# c:\windows\system32\hpzidr12.dll



## Montreal (Dec 5, 2008)

Hi, 
I've recently attempted to install the HP C7280 All-in-One and the following pop-up soon appeared: 
The application or DLL C:\WINDOWS\system32\hpzidr12.dll is not a valid Windows image. Please check this against your installation diskette.
The pop-up's blue bar read:
DeviceI0 Notification Window: hpqtra08.exe - Bad Image

I've searched the web for solutions and a number of software programs offer to scan for free and repair for a fee.
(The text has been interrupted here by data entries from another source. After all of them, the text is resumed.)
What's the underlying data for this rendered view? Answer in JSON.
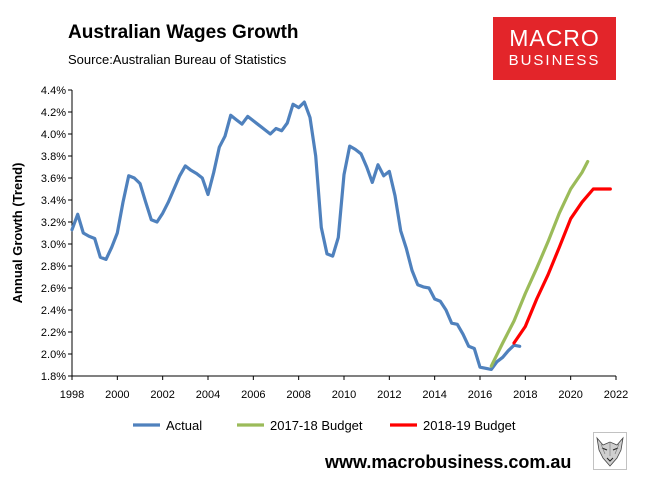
{
  "chart_data": {
    "type": "line",
    "title": "Australian Wages Growth",
    "subtitle": "Source:Australian Bureau of Statistics",
    "xlabel": "",
    "ylabel": "Annual Growth (Trend)",
    "xlim": [
      1998,
      2022
    ],
    "ylim": [
      1.8,
      4.4
    ],
    "x_ticks": [
      1998,
      2000,
      2002,
      2004,
      2006,
      2008,
      2010,
      2012,
      2014,
      2016,
      2018,
      2020,
      2022
    ],
    "y_ticks": [
      "1.8%",
      "2.0%",
      "2.2%",
      "2.4%",
      "2.6%",
      "2.8%",
      "3.0%",
      "3.2%",
      "3.4%",
      "3.6%",
      "3.8%",
      "4.0%",
      "4.2%",
      "4.4%"
    ],
    "y_tick_values": [
      1.8,
      2.0,
      2.2,
      2.4,
      2.6,
      2.8,
      3.0,
      3.2,
      3.4,
      3.6,
      3.8,
      4.0,
      4.2,
      4.4
    ],
    "grid": false,
    "legend_position": "bottom",
    "series": [
      {
        "name": "Actual",
        "color": "#4f81bd",
        "points": [
          [
            1998.0,
            3.13
          ],
          [
            1998.25,
            3.27
          ],
          [
            1998.5,
            3.1
          ],
          [
            1998.75,
            3.07
          ],
          [
            1999.0,
            3.05
          ],
          [
            1999.25,
            2.88
          ],
          [
            1999.5,
            2.86
          ],
          [
            1999.75,
            2.97
          ],
          [
            2000.0,
            3.1
          ],
          [
            2000.25,
            3.38
          ],
          [
            2000.5,
            3.62
          ],
          [
            2000.75,
            3.6
          ],
          [
            2001.0,
            3.55
          ],
          [
            2001.25,
            3.38
          ],
          [
            2001.5,
            3.22
          ],
          [
            2001.75,
            3.2
          ],
          [
            2002.0,
            3.28
          ],
          [
            2002.25,
            3.38
          ],
          [
            2002.5,
            3.5
          ],
          [
            2002.75,
            3.62
          ],
          [
            2003.0,
            3.71
          ],
          [
            2003.25,
            3.67
          ],
          [
            2003.5,
            3.64
          ],
          [
            2003.75,
            3.6
          ],
          [
            2004.0,
            3.45
          ],
          [
            2004.25,
            3.65
          ],
          [
            2004.5,
            3.88
          ],
          [
            2004.75,
            3.98
          ],
          [
            2005.0,
            4.17
          ],
          [
            2005.25,
            4.13
          ],
          [
            2005.5,
            4.09
          ],
          [
            2005.75,
            4.16
          ],
          [
            2006.0,
            4.12
          ],
          [
            2006.25,
            4.08
          ],
          [
            2006.5,
            4.04
          ],
          [
            2006.75,
            4.0
          ],
          [
            2007.0,
            4.05
          ],
          [
            2007.25,
            4.03
          ],
          [
            2007.5,
            4.1
          ],
          [
            2007.75,
            4.27
          ],
          [
            2008.0,
            4.24
          ],
          [
            2008.25,
            4.29
          ],
          [
            2008.5,
            4.15
          ],
          [
            2008.75,
            3.8
          ],
          [
            2009.0,
            3.15
          ],
          [
            2009.25,
            2.91
          ],
          [
            2009.5,
            2.89
          ],
          [
            2009.75,
            3.06
          ],
          [
            2010.0,
            3.63
          ],
          [
            2010.25,
            3.89
          ],
          [
            2010.5,
            3.86
          ],
          [
            2010.75,
            3.82
          ],
          [
            2011.0,
            3.7
          ],
          [
            2011.25,
            3.56
          ],
          [
            2011.5,
            3.72
          ],
          [
            2011.75,
            3.62
          ],
          [
            2012.0,
            3.66
          ],
          [
            2012.25,
            3.44
          ],
          [
            2012.5,
            3.12
          ],
          [
            2012.75,
            2.96
          ],
          [
            2013.0,
            2.76
          ],
          [
            2013.25,
            2.63
          ],
          [
            2013.5,
            2.61
          ],
          [
            2013.75,
            2.6
          ],
          [
            2014.0,
            2.5
          ],
          [
            2014.25,
            2.48
          ],
          [
            2014.5,
            2.4
          ],
          [
            2014.75,
            2.28
          ],
          [
            2015.0,
            2.27
          ],
          [
            2015.25,
            2.18
          ],
          [
            2015.5,
            2.07
          ],
          [
            2015.75,
            2.05
          ],
          [
            2016.0,
            1.88
          ],
          [
            2016.25,
            1.87
          ],
          [
            2016.5,
            1.86
          ],
          [
            2016.75,
            1.93
          ],
          [
            2017.0,
            1.97
          ],
          [
            2017.25,
            2.03
          ],
          [
            2017.5,
            2.08
          ],
          [
            2017.75,
            2.07
          ]
        ]
      },
      {
        "name": "2017-18 Budget",
        "color": "#9bbb59",
        "points": [
          [
            2016.5,
            1.89
          ],
          [
            2017.0,
            2.1
          ],
          [
            2017.5,
            2.3
          ],
          [
            2018.0,
            2.55
          ],
          [
            2018.5,
            2.78
          ],
          [
            2019.0,
            3.02
          ],
          [
            2019.5,
            3.28
          ],
          [
            2020.0,
            3.5
          ],
          [
            2020.5,
            3.65
          ],
          [
            2020.75,
            3.75
          ]
        ]
      },
      {
        "name": "2018-19 Budget",
        "color": "#ff0000",
        "points": [
          [
            2017.5,
            2.1
          ],
          [
            2018.0,
            2.25
          ],
          [
            2018.5,
            2.5
          ],
          [
            2019.0,
            2.72
          ],
          [
            2019.5,
            2.97
          ],
          [
            2020.0,
            3.23
          ],
          [
            2020.5,
            3.38
          ],
          [
            2021.0,
            3.5
          ],
          [
            2021.5,
            3.5
          ],
          [
            2021.75,
            3.5
          ]
        ]
      }
    ]
  },
  "logo": {
    "line1": "MACRO",
    "line2": "BUSINESS"
  },
  "website": "www.macrobusiness.com.au",
  "colors": {
    "accent": "#e3252a",
    "axis": "#000000"
  },
  "icons": {
    "mascot": "wolf-mascot-icon"
  }
}
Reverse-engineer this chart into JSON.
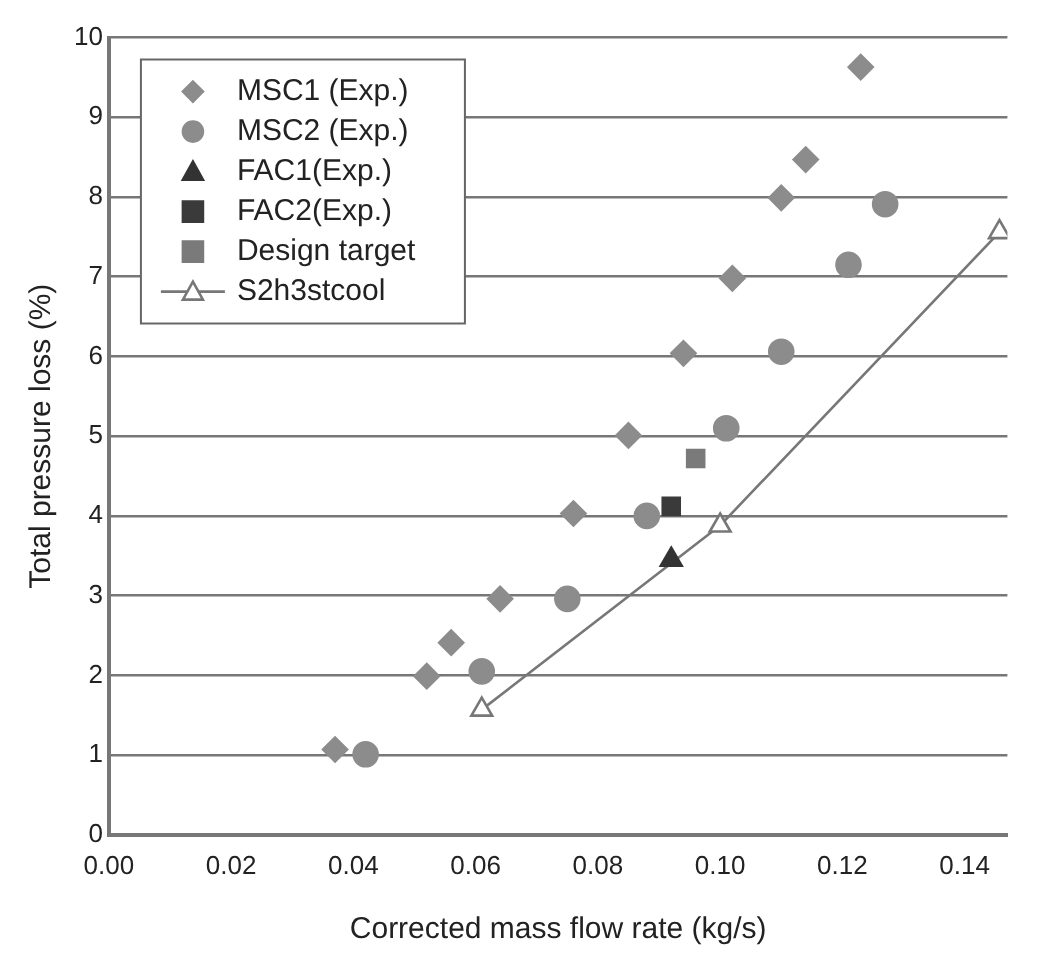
{
  "chart_data": {
    "type": "scatter",
    "xlabel": "Corrected mass flow rate (kg/s)",
    "ylabel": "Total pressure loss (%)",
    "xlim": [
      0,
      0.147
    ],
    "xticks": [
      {
        "value": 0,
        "label": "0.00"
      },
      {
        "value": 0.02,
        "label": "0.02"
      },
      {
        "value": 0.04,
        "label": "0.04"
      },
      {
        "value": 0.06,
        "label": "0.06"
      },
      {
        "value": 0.08,
        "label": "0.08"
      },
      {
        "value": 0.1,
        "label": "0.10"
      },
      {
        "value": 0.12,
        "label": "0.12"
      },
      {
        "value": 0.14,
        "label": "0.14"
      }
    ],
    "ylim": [
      0,
      10
    ],
    "yticks": [
      0,
      1,
      2,
      3,
      4,
      5,
      6,
      7,
      8,
      9,
      10
    ],
    "grid": "y",
    "legend": "top left",
    "series": [
      {
        "name": "MSC1 (Exp.)",
        "color": "#8c8c8c",
        "marker": "diamond",
        "x": [
          0.037,
          0.052,
          0.056,
          0.064,
          0.076,
          0.085,
          0.094,
          0.102,
          0.11,
          0.114,
          0.123
        ],
        "values": [
          1.07,
          1.99,
          2.41,
          2.96,
          4.03,
          5.01,
          6.04,
          6.98,
          7.99,
          8.47,
          9.63
        ]
      },
      {
        "name": "MSC2 (Exp.)",
        "color": "#8c8c8c",
        "marker": "circle",
        "x": [
          0.042,
          0.061,
          0.075,
          0.088,
          0.101,
          0.11,
          0.121,
          0.127
        ],
        "values": [
          1.01,
          2.05,
          2.96,
          4.0,
          5.1,
          6.06,
          7.15,
          7.91
        ]
      },
      {
        "name": "FAC1(Exp.)",
        "color": "#333333",
        "marker": "triangle",
        "x": [
          0.092
        ],
        "values": [
          3.45
        ]
      },
      {
        "name": "FAC2(Exp.)",
        "color": "#3a3a3a",
        "marker": "square",
        "x": [
          0.092
        ],
        "values": [
          4.12
        ]
      },
      {
        "name": "Design target",
        "color": "#7a7a7a",
        "marker": "square",
        "x": [
          0.096
        ],
        "values": [
          4.72
        ]
      },
      {
        "name": "S2h3stcool",
        "type": "line",
        "color": "#777777",
        "marker": "triangle",
        "line_style": "solid",
        "x": [
          0.061,
          0.1,
          0.1457
        ],
        "values": [
          1.57,
          3.88,
          7.56
        ]
      }
    ]
  }
}
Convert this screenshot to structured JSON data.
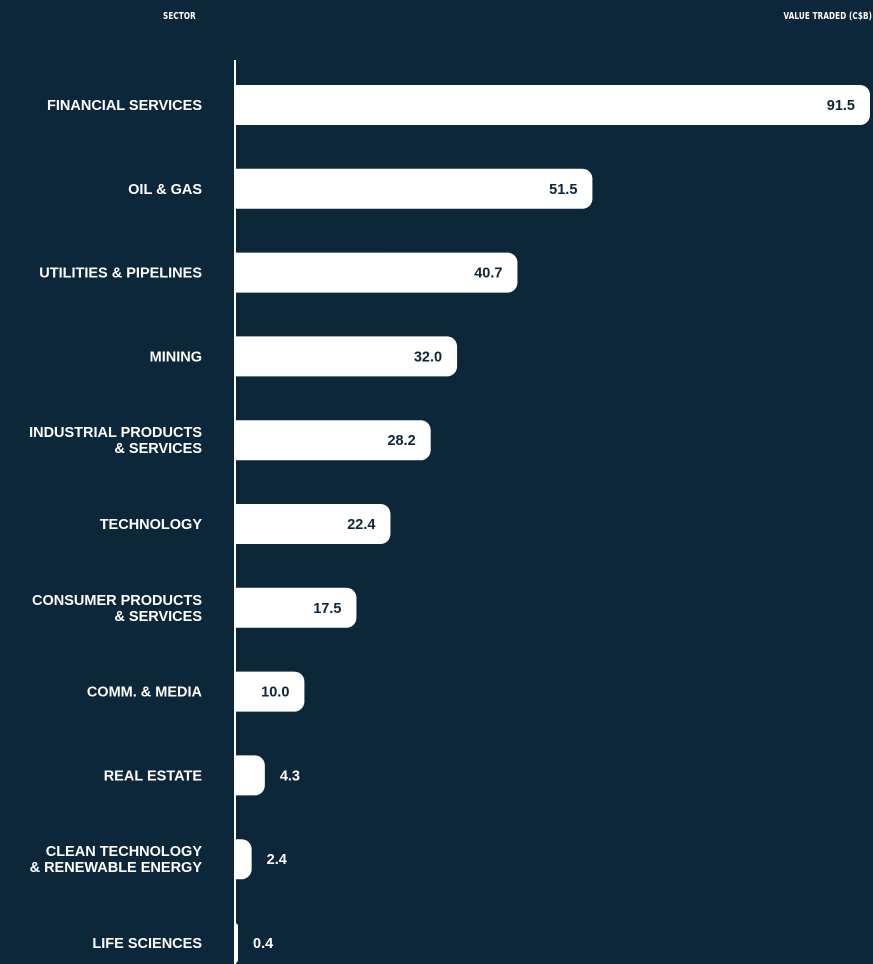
{
  "headers": {
    "sector": "SECTOR",
    "value": "VALUE TRADED (C$B)"
  },
  "colors": {
    "background": "#0c263a",
    "bar": "#ffffff",
    "label_on_bar": "#0c263a",
    "label_outside": "#ffffff",
    "axis_line": "#ffffff"
  },
  "chart_data": {
    "type": "bar",
    "orientation": "horizontal",
    "categories": [
      [
        "FINANCIAL SERVICES"
      ],
      [
        "OIL & GAS"
      ],
      [
        "UTILITIES & PIPELINES"
      ],
      [
        "MINING"
      ],
      [
        "INDUSTRIAL PRODUCTS",
        "& SERVICES"
      ],
      [
        "TECHNOLOGY"
      ],
      [
        "CONSUMER PRODUCTS",
        "& SERVICES"
      ],
      [
        "COMM. & MEDIA"
      ],
      [
        "REAL ESTATE"
      ],
      [
        "CLEAN TECHNOLOGY",
        "& RENEWABLE ENERGY"
      ],
      [
        "LIFE SCIENCES"
      ]
    ],
    "values": [
      91.5,
      51.5,
      40.7,
      32.0,
      28.2,
      22.4,
      17.5,
      10.0,
      4.3,
      2.4,
      0.4
    ],
    "value_labels": [
      "91.5",
      "51.5",
      "40.7",
      "32.0",
      "28.2",
      "22.4",
      "17.5",
      "10.0",
      "4.3",
      "2.4",
      "0.4"
    ],
    "xlabel": "VALUE TRADED (C$B)",
    "ylabel": "SECTOR",
    "xlim": [
      0,
      91.5
    ],
    "grid": false,
    "legend": "none"
  }
}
This would not have been a problem if it weren't for the various complaints associated to every one of these software programs.

To confuse me further it was recommended that I find the correct file and replace it with the one causing me problems.

I understand the dll files are shared by various programs to enable their simultaneous use and avoid the clogging of overlapping and redundant code. 

I don't know where to begin to repair this problem, which appears to have spread as I can no longer access the web through Mozilla. 

I am game to replace the file but I would need some information, where is the correct file and what is the procedure to replace it? Or I am willing to purchase a sotware that will do it for me but would need some recommendations. 

Thank you very much for any suggestions you may have to offer.

Julie


----------



## johnwill (Sep 26, 2002)

I'd just reload the drivers for the printer. That DLL comes with the printer drivers, I happen to have the same printer.


----------